Modern processors such as the Pentium ][ and newer, have always had a
supervisory mode that they could switch on. They don't wake up that way,
primarily because a CPU that doesn't have any software to support it is
a dead duck in the marketplace, so INTeL, and several others, implemented
the antiquated instruction set of the earliest INTeL i8086 microprocessor
inside their new top of the line models. The Non-INTeL tribes often
resorted to either sub-licensing the old standard instruction set from INTeL
or implemented it as an emulated extension in the BIOS firmware. Here you
have a totally foreign processor running on a machine, yet acting like a
genuine INTeL Pentium, complete in its detail to the inclusion of an
antiquated instruction set that would correctly run the by then ancient
M$-DOS, running in i8086 mode. The emulation was so perfect, and complete
that when modern operating systems treated it like the Pentium it appeared
to be, and switched on supervisory mode, this foreigner faked the Pentium
instruction set so perfectly, bugs and all, that it ran all the software
an end user expected it to. If not for the deliberate inclusion of an
intensional flaw in the design of the emulation program to enable specially
written software running in Pentium supervisory mode, to activate the
processors true instruction set, it would be indistinguishable from a real
INTeL Pentium, except maybe timing issues might provide a hint, and then
again maybe not if that too were also diligently adhered to. Think of it,
an INTeL Pentium, faked in firmware, running on a processor made by some
Chinese company! This clever fakery, afforded by the BIOS, is called
Ring minus one technology. The implication here is that you as
a computer program, can't even detect that you are not running on a real
INTeL Pentium, AND you are completely unaware of any other activity that is
going on in Ring minus one. It is as if any activity that happens
there was done in real hardware, it is totally and completely invisible to
you as a program running at Ring zero. Imagine a target, drawn in a
two dimensional world, when you live in this two dimensional world, and you
look at this target from the outside, it looks to you like a circle.

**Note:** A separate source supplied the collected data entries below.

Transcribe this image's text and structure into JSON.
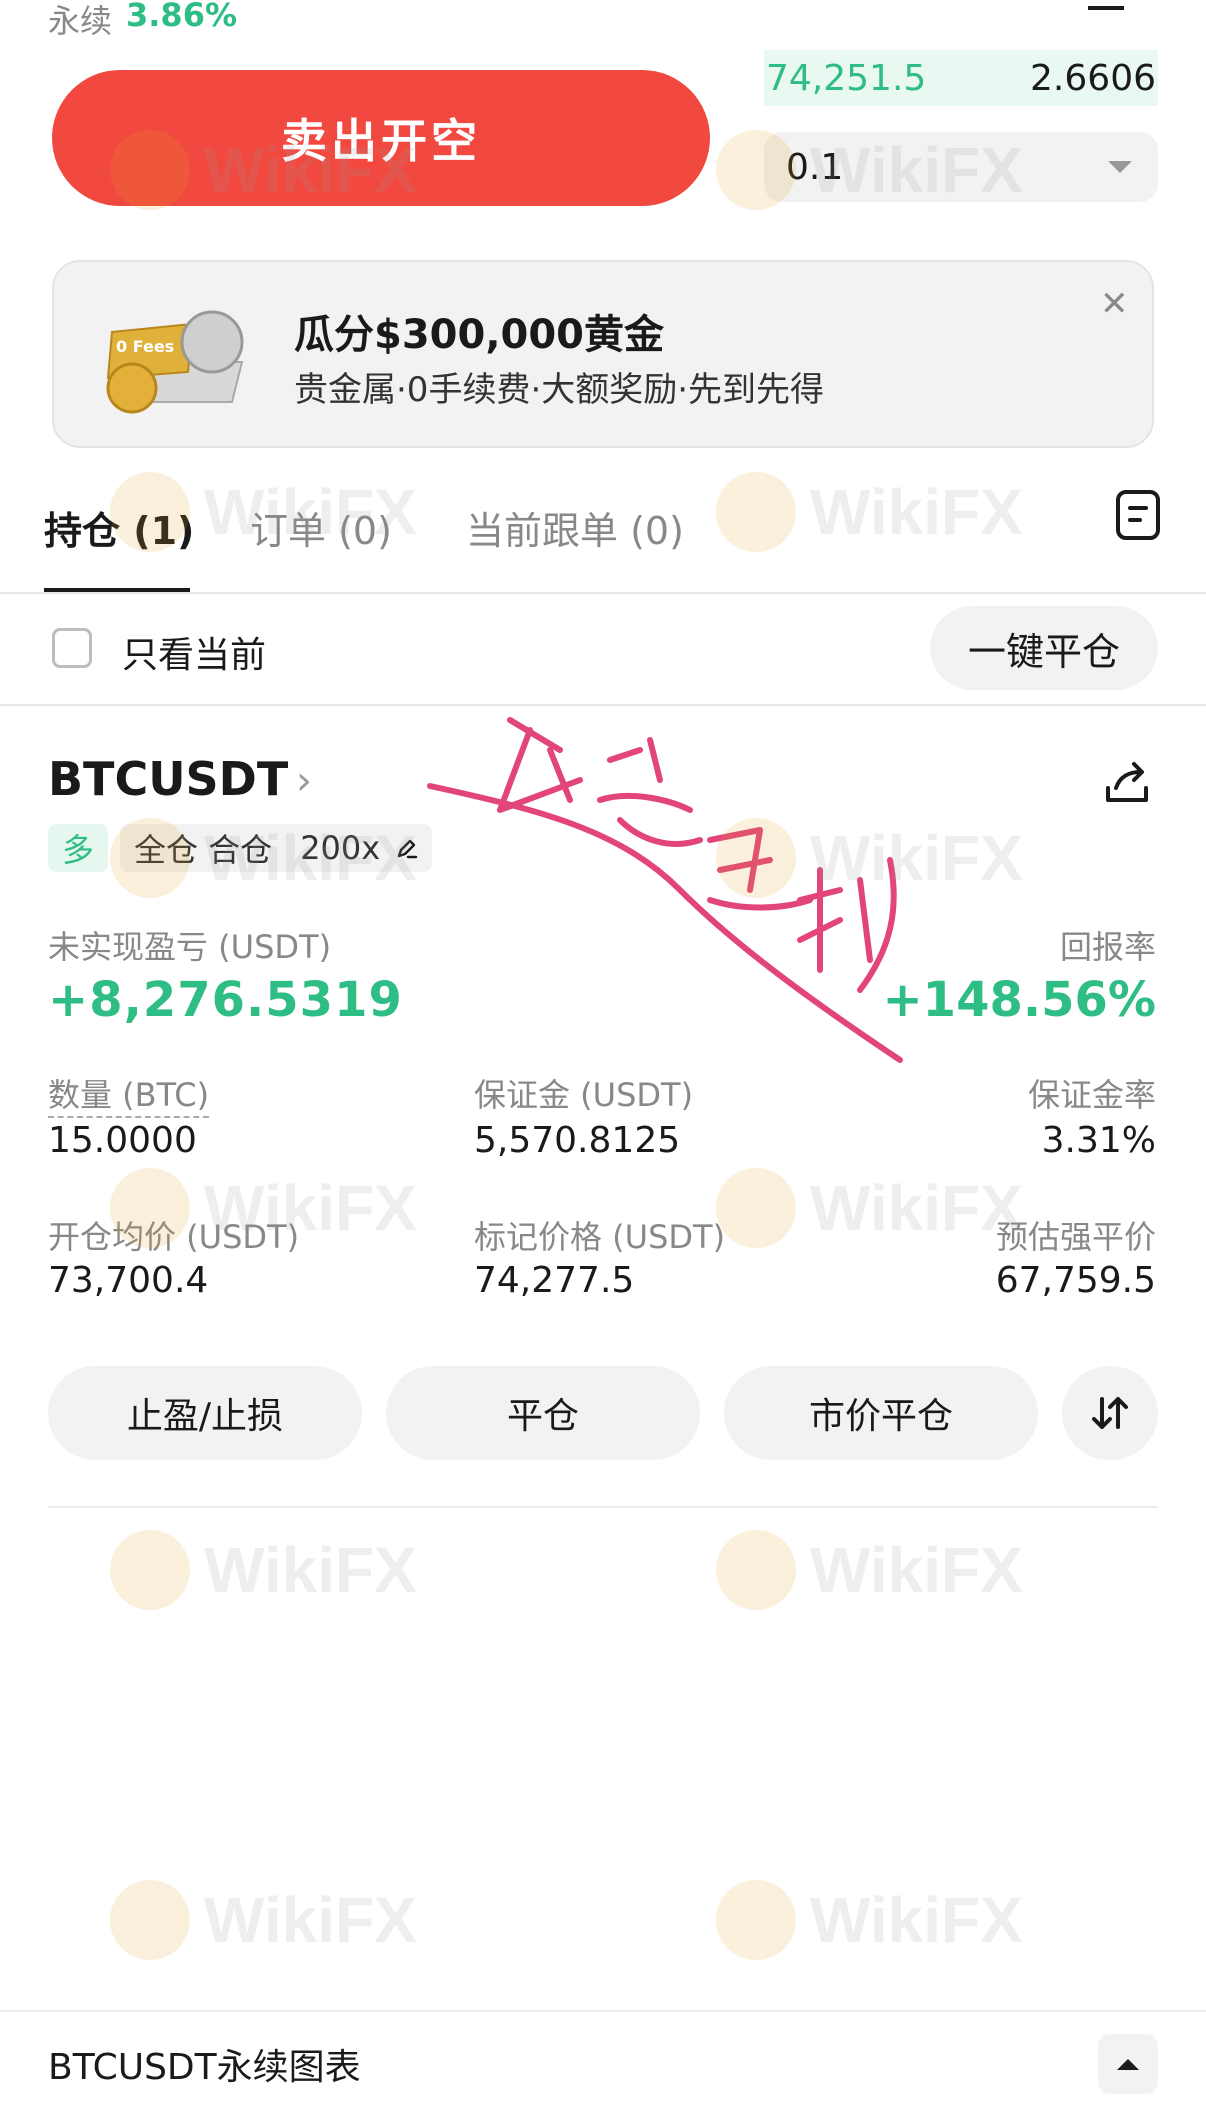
{
  "header": {
    "perp_label": "永续",
    "funding_rate": "3.86%"
  },
  "trade": {
    "sell_button": "卖出开空",
    "orderbook_price": "74,251.5",
    "orderbook_qty": "2.6606",
    "qty_value": "0.1"
  },
  "promo": {
    "title": "瓜分$300,000黄金",
    "subtitle": "贵金属·0手续费·大额奖励·先到先得",
    "art_text": "0 Fees"
  },
  "tabs": [
    {
      "label": "持仓 (1)",
      "active": true
    },
    {
      "label": "订单 (0)",
      "active": false
    },
    {
      "label": "当前跟单 (0)",
      "active": false
    }
  ],
  "filter": {
    "only_current_label": "只看当前",
    "close_all_label": "一键平仓"
  },
  "position": {
    "symbol": "BTCUSDT",
    "side_tag": "多",
    "mode_tags": "全仓 合仓",
    "leverage": "200x",
    "pnl_label": "未实现盈亏 (USDT)",
    "pnl_value": "+8,276.5319",
    "roi_label": "回报率",
    "roi_value": "+148.56%",
    "qty_label": "数量 (BTC)",
    "qty_value": "15.0000",
    "margin_label": "保证金 (USDT)",
    "margin_value": "5,570.8125",
    "margin_ratio_label": "保证金率",
    "margin_ratio_value": "3.31%",
    "entry_label": "开仓均价 (USDT)",
    "entry_value": "73,700.4",
    "mark_label": "标记价格 (USDT)",
    "mark_value": "74,277.5",
    "liq_label": "预估强平价",
    "liq_value": "67,759.5",
    "actions": [
      "止盈/止损",
      "平仓",
      "市价平仓"
    ]
  },
  "watermark": "WikiFX",
  "bottom_bar": {
    "title": "BTCUSDT永续图表"
  },
  "colors": {
    "sell_red": "#f1493f",
    "profit_green": "#2ebd85",
    "handwriting_pink": "#e2457a"
  }
}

You have no way to know of any concentric rings inside the target. Nor do
you have any possibility of knowing about any of the goings on inside those
concentric rings. What if some really vicious malware were hidden there,
a key logger for instance, how could ANY antimalware program detect, let
alone eradicate such a menace. Simple answer, is it can't. This is
especially true if the menace is exceptionally well written. Todays BIOSes
are flashable, and many motherboard makers leave the feature turned on by
default. Can you say Bad Idea! You could reformat the hard drive, even
re-flash the BIOS, and the malware would allow you to believe that you had
eradicated the evil menace, while no such thing happened in reality. Scary
isn't it. There is a company whose Lap-Tops "phone home" to the mother
ship, this has been observed by many sysadmins while doing routine network
traffic analysis. The Lap-Top initiates the conversation, and it does this
regardless of the operating system installed, so it has to be in the BIOS.
As far as anybody knows they are shipped from the factory this way. Since we
as users are not in control of this firmware, all we can really do is observe
and since these Lap-Tops might not lay out all their tricks for us to see,
we may never know what all they are telling the mothership about us, scary
huh? But if you think this is bad, the world of Cell phones is orders
of magnitude worse than this. So how can you defend against this sort of
thing? Well for starters there is an Open Source BIOS project,
and since BIOSes tend to setup a machine in a way to make all features of
the machine usable by what ever operating system might ever conceivably
use them, and with all hardware that might ever conceivably be plugged into
the busses, the normal BIOS a machine comes with, is burdened with so many
tests that never get implemented that when an Open Source BIOS
is installed it can boot Linux in less than one second. Pretty cool huh.
Finally your machine belongs to you!